On the effectiveness of Large Language Models in the mechanical design domain
Daniele Grandi, Fabian Riquelme
TL;DR
This work probes the effectiveness of large language models in the mechanical design domain by leveraging domain-specific semantic names from the ABC CAD dataset. It introduces two unsupervised evaluation tasks—binary sentence-pair entailment and zero-shot assembly-name prediction—and demonstrates that a contrastively pre-trained Bert variant substantially outperforms baselines on assembly-name prediction, achieving a top-1 accuracy of 0.386. The results reveal notable failure modes tied to data scarcity, high lexical diversity, and non-semantic labels, while offering concrete guidance on fine-tuning strategies (learning rate, sequence length, dropout, and multi-head attention) to mitigate overfitting.
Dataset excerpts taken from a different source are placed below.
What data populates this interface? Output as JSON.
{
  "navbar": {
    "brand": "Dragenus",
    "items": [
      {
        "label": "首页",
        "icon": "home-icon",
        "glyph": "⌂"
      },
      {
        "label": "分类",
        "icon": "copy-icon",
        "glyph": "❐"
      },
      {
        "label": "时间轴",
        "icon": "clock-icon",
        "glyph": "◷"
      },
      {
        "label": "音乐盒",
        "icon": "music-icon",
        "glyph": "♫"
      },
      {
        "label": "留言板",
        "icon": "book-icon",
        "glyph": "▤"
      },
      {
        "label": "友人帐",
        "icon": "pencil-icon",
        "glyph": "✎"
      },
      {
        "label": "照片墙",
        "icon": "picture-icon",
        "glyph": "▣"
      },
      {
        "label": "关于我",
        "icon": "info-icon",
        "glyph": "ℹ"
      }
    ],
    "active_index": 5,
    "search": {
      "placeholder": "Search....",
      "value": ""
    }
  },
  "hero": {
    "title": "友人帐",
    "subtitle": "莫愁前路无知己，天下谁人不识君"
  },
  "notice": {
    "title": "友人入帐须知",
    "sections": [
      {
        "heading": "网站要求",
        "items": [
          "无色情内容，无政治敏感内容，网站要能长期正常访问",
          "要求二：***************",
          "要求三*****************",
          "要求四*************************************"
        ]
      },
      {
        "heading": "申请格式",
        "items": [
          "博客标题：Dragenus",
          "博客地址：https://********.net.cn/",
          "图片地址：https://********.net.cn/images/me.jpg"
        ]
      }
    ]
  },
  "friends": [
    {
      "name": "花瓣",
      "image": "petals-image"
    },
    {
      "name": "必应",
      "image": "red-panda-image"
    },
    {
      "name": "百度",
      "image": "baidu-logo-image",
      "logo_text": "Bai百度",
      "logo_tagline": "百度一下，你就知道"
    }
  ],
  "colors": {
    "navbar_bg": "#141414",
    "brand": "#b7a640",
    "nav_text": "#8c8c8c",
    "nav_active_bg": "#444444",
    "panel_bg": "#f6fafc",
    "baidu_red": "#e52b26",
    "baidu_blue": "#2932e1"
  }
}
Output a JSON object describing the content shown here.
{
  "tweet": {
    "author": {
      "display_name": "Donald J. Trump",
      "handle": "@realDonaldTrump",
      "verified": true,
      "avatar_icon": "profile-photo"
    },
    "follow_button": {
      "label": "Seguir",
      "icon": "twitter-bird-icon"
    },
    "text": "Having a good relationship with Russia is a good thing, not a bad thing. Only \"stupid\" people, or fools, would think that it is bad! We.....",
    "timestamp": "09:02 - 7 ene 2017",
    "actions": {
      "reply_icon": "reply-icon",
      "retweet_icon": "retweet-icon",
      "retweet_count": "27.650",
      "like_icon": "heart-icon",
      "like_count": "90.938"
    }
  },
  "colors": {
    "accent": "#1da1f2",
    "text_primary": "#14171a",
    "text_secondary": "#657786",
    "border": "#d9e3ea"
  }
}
Overall, the study provides a foundation for applying domain-adapted transformer models to CAD-related language and suggests directions for generative and data-augmentation approaches to better support mechanical designers.
Abstract
In this work, we seek to understand the performance of large language models in the mechanical engineering domain. We leverage the semantic data found in the ABC dataset, specifically the assembly names that designers assigned to the overall assemblies, and the individual semantic part names that were assigned to each part. After pre-processing the data we developed two unsupervised tasks to evaluate how different model architectures perform on domain-specific data: a binary sentence-pair classification task and a zero-shot classification task. We achieved a 0.62 accuracy for the binary sentence-pair classification task with a fine-tuned model that focuses on fighting over-fitting: 1) modifying learning rates, 2) dropout values, 3) Sequence Length, and 4) adding a multi-head attention layer. Our model on the zero-shot classification task outperforms the baselines by a wide margin, and achieves a top-1 classification accuracy of 0.386. The results shed some light on the specific failure modes that arise when learning from language in this domain.